Monthly
Remote code execution in Veeam Service Provider Console versions 9.0 through 9.2 allows authenticated remote attackers to execute arbitrary code on the server, per the CVSS 4.0 vector requiring low privileges (PR:L) over the network. With a CVSS score of 9.4 and a scope change indicating impact beyond the vulnerable component (SC:H/SI:H/SA:H), successful exploitation could compromise managed downstream customer environments. No public exploit identified at time of analysis, and the CVE is not listed in CISA KEV.
Improper authorization in GitLab CE/EE Jira Connect integration allows authenticated users with minimal workspace permissions to steal installation credentials and impersonate the GitLab application.
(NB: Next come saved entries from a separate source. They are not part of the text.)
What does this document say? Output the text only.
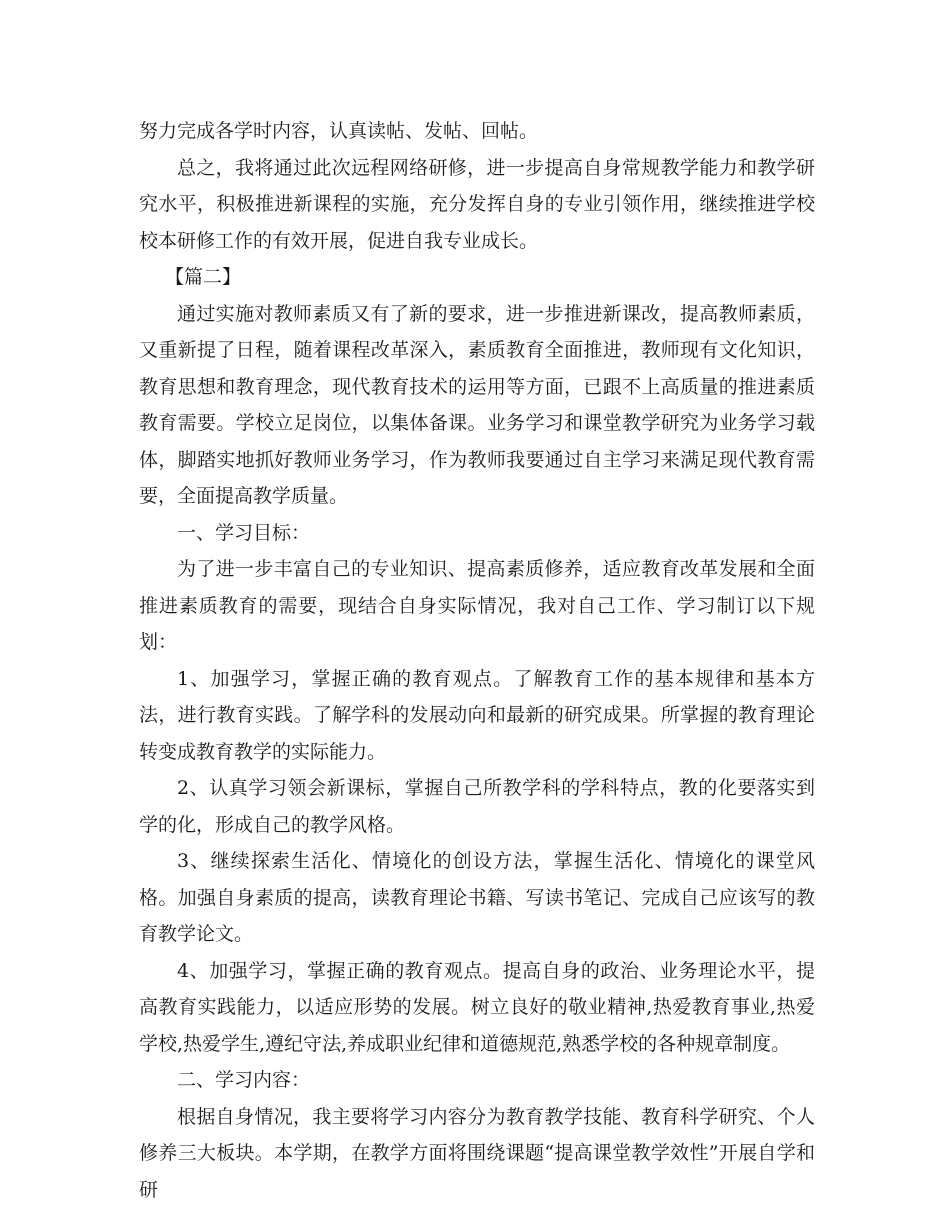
努力完成各学时内容，认真读帖、发帖、回帖。

总之，我将通过此次远程网络研修，进一步提高自身常规教学能力和教学研究水平，积极推进新课程的实施，充分发挥自身的专业引领作用，继续推进学校校本研修工作的有效开展，促进自我专业成长。

【篇二】

通过实施对教师素质又有了新的要求，进一步推进新课改，提高教师素质，又重新提了日程，随着课程改革深入，素质教育全面推进，教师现有文化知识，教育思想和教育理念，现代教育技术的运用等方面，已跟不上高质量的推进素质教育需要。学校立足岗位，以集体备课。业务学习和课堂教学研究为业务学习载体，脚踏实地抓好教师业务学习，作为教师我要通过自主学习来满足现代教育需要，全面提高教学质量。

一、学习目标：

为了进一步丰富自己的专业知识、提高素质修养，适应教育改革发展和全面推进素质教育的需要，现结合自身实际情况，我对自己工作、学习制订以下规划：

1、加强学习，掌握正确的教育观点。了解教育工作的基本规律和基本方法，进行教育实践。了解学科的发展动向和最新的研究成果。所掌握的教育理论转变成教育教学的实际能力。

2、认真学习领会新课标，掌握自己所教学科的学科特点，教的化要落实到学的化，形成自己的教学风格。

3、继续探索生活化、情境化的创设方法，掌握生活化、情境化的课堂风格。加强自身素质的提高，读教育理论书籍、写读书笔记、完成自己应该写的教育教学论文。

4、加强学习，掌握正确的教育观点。提高自身的政治、业务理论水平，提高教育实践能力，以适应形势的发展。树立良好的敬业精神,热爱教育事业,热爱学校,热爱学生,遵纪守法,养成职业纪律和道德规范,熟悉学校的各种规章制度。

二、学习内容：

根据自身情况，我主要将学习内容分为教育教学技能、教育科学研究、个人修养三大板块。本学期，在教学方面将围绕课题“提高课堂教学效性”开展自学和研
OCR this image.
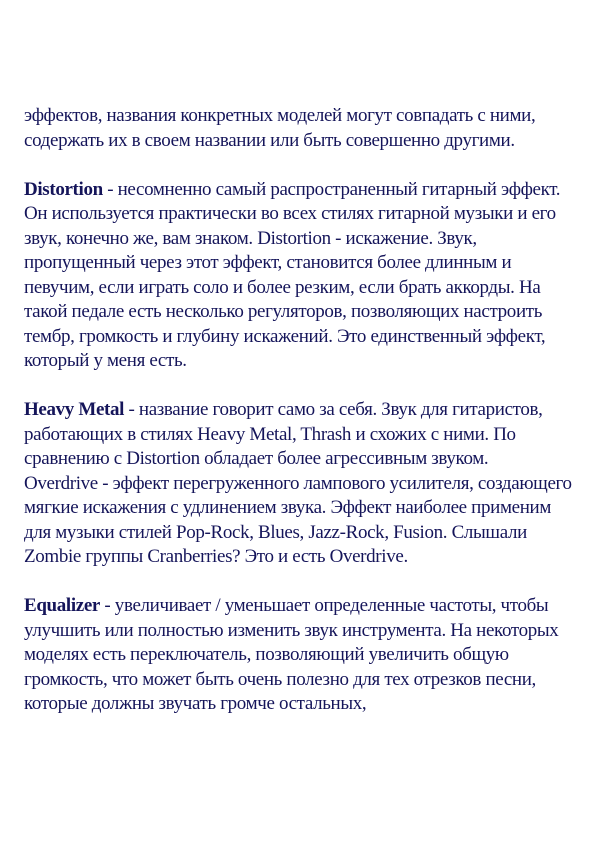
эффектов, названия конкретных моделей могут совпадать с ними, содержать их в своем названии или быть совершенно другими.

Distortion - несомненно самый распространенный гитарный эффект. Он используется практически во всех стилях гитарной музыки и его звук, конечно же, вам знаком. Distortion - искажение. Звук, пропущенный через этот эффект, становится более длинным и певучим, если играть соло и более резким, если брать аккорды. На такой педале есть несколько регуляторов, позволяющих настроить тембр, громкость и глубину искажений. Это единственный эффект, который у меня есть.

Heavy Metal - название говорит само за себя. Звук для гитаристов, работающих в стилях Heavy Metal, Thrash и схожих с ними. По сравнению с Distortion обладает более агрессивным звуком.

Overdrive - эффект перегруженного лампового усилителя, создающего мягкие искажения с удлинением звука. Эффект наиболее применим для музыки стилей Pop-Rock, Blues, Jazz-Rock, Fusion. Слышали Zombie группы Cranberries? Это и есть Overdrive.

Equalizer - увеличивает / уменьшает определенные частоты, чтобы улучшить или полностью изменить звук инструмента. На некоторых моделях есть переключатель, позволяющий увеличить общую громкость, что может быть очень полезно для тех отрезков песни, которые должны звучать громче остальных,
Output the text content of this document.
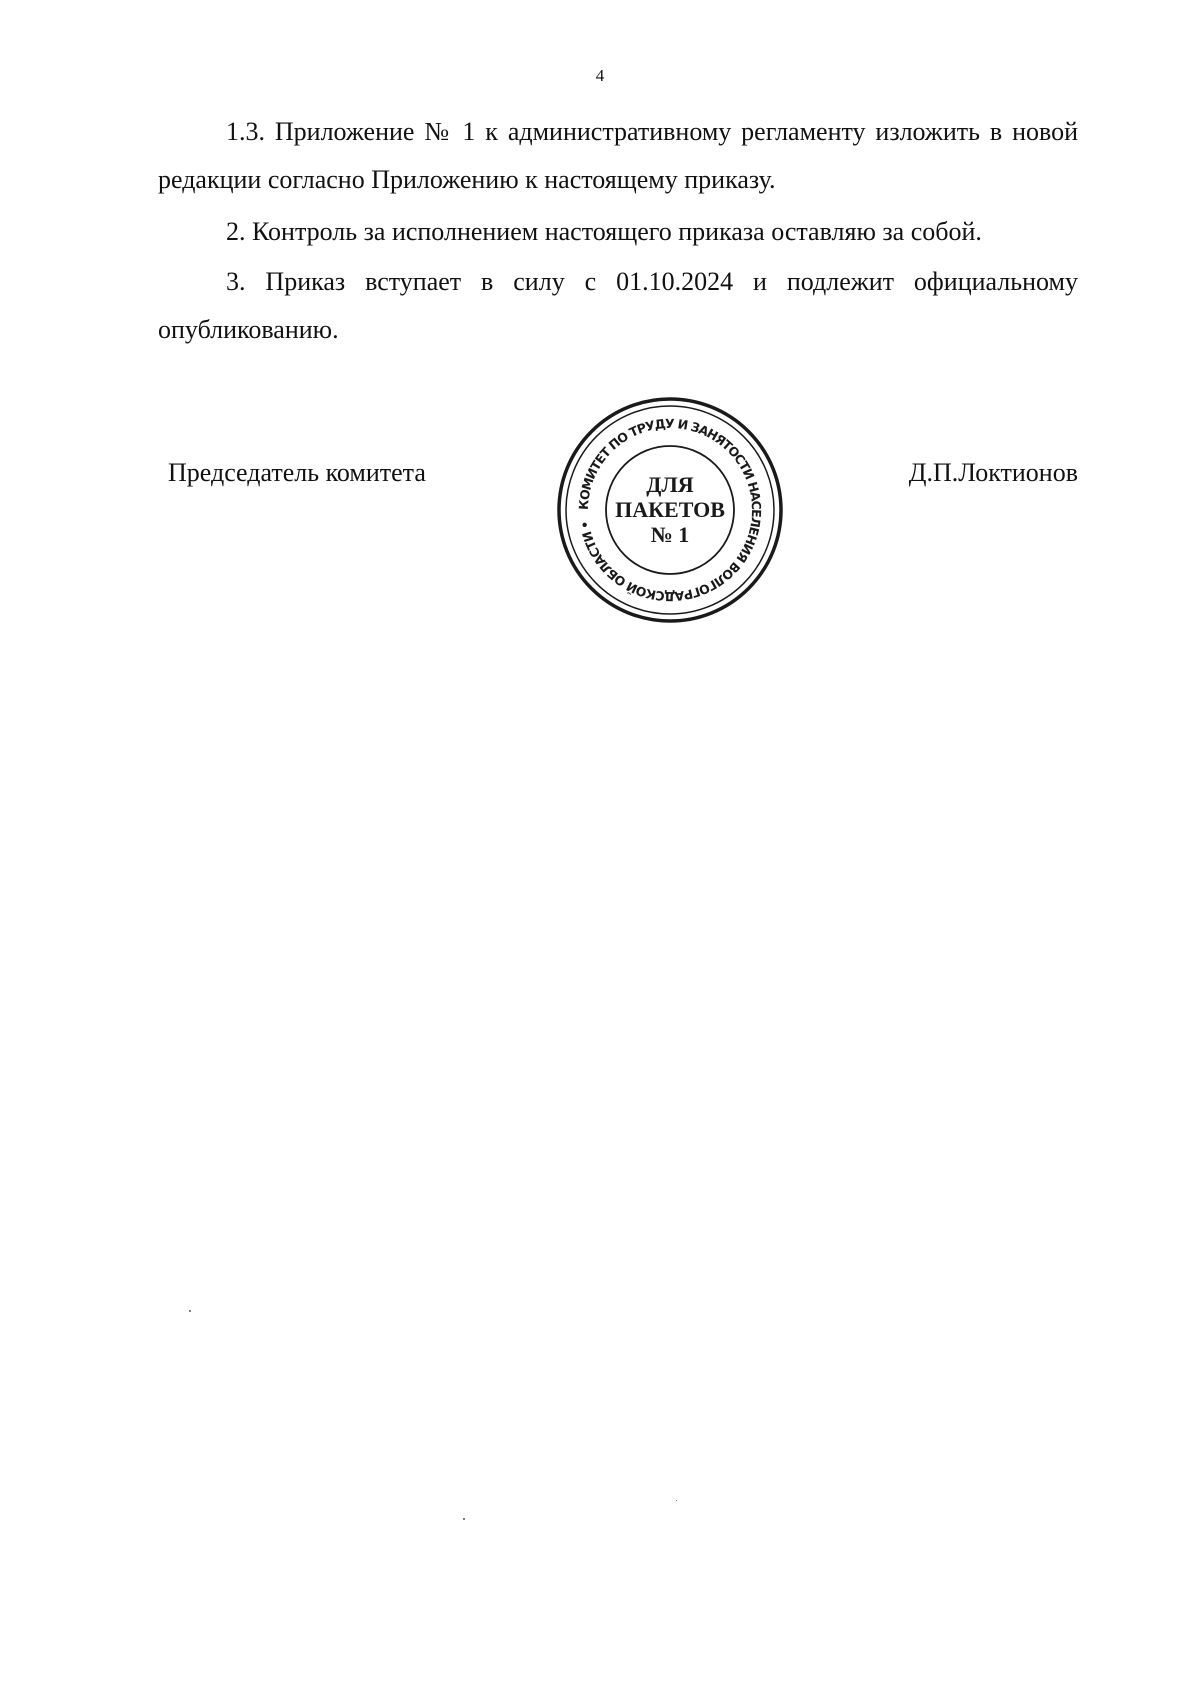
4

1.3. Приложение № 1 к административному регламенту изложить в новой редакции согласно Приложению к настоящему приказу.

2. Контроль за исполнением настоящего приказа оставляю за собой.

3. Приказ вступает в силу с 01.10.2024 и подлежит официальному опубликованию.

Председатель комитета
КОМИТЕТ ПО ТРУДУ И ЗАНЯТОСТИ НАСЕЛЕНИЯ ВОЛГОГРАДСКОЙ ОБЛАСТИ •
ДЛЯ
ПАКЕТОВ
№ 1
Д.П.Локтионов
Affects versions 14.3 through 18.8.6, 18.9.0-18.9.2, and 18.10.0. Vendor-released patches available in versions 18.8.7, 18.9.3, and 18.10.1. High CVSS score (8.1) reflects significant confidentiality and integrity impact with low attack complexity. No public exploit identified at time of analysis, though detailed disclosure exists via HackerOne report.
Improper handling of parameters in the AMD Secure Processor (ASP) could allow a privileged attacker to pass an arbitrary memory value to functions in the trusted execution environment resulting in arbitrary code execution
Insufficient input validation in HIKSEMI NAS devices allows authenticated users to trigger denial of service conditions through malformed messages. An attacker with valid credentials can exploit this flaw to cause abnormal device behavior and availability disruptions without requiring user interaction. No patch is currently available to address this vulnerability.
A improper handling of parameters in Fortinet FortiWeb versions 7.6.3 and below, versions 7.4.7 and below, versions 7.2.10 and below, and 7.0.10 and below may allow an unauthenticated remote attacker. Rated high severity (CVSS 8.1), this vulnerability is remotely exploitable, no authentication required. Public exploit code available and EPSS exploitation probability 28.8%.
Remote code execution in Veeam Service Provider Console versions 9.0 through 9.2 allows authenticated remote attackers to execute arbitrary code on the server, per the CVSS 4.0 vector requiring low privileges (PR:L) over the network. With a CVSS score of 9.4 and a scope change indicating impact beyond the vulnerable component (SC:H/SI:H/SA:H), successful exploitation could compromise managed downstream customer environments. No public exploit identified at time of analysis, and the CVE is not listed in CISA KEV.
Improper authorization in GitLab CE/EE Jira Connect integration allows authenticated users with minimal workspace permissions to steal installation credentials and impersonate the GitLab application. Affects versions 14.3 through 18.8.6, 18.9.0-18.9.2, and 18.10.0. Vendor-released patches available in versions 18.8.7, 18.9.3, and 18.10.1. High CVSS score (8.1) reflects significant confidentiality and integrity impact with low attack complexity. No public exploit identified at time of analysis, though detailed disclosure exists via HackerOne report.
Improper handling of parameters in the AMD Secure Processor (ASP) could allow a privileged attacker to pass an arbitrary memory value to functions in the trusted execution environment resulting in arbitrary code execution
Insufficient input validation in HIKSEMI NAS devices allows authenticated users to trigger denial of service conditions through malformed messages. An attacker with valid credentials can exploit this flaw to cause abnormal device behavior and availability disruptions without requiring user interaction. No patch is currently available to address this vulnerability.
A improper handling of parameters in Fortinet FortiWeb versions 7.6.3 and below, versions 7.4.7 and below, versions 7.2.10 and below, and 7.0.10 and below may allow an unauthenticated remote attacker. Rated high severity (CVSS 8.1), this vulnerability is remotely exploitable, no authentication required. Public exploit code available and EPSS exploitation probability 28.8%.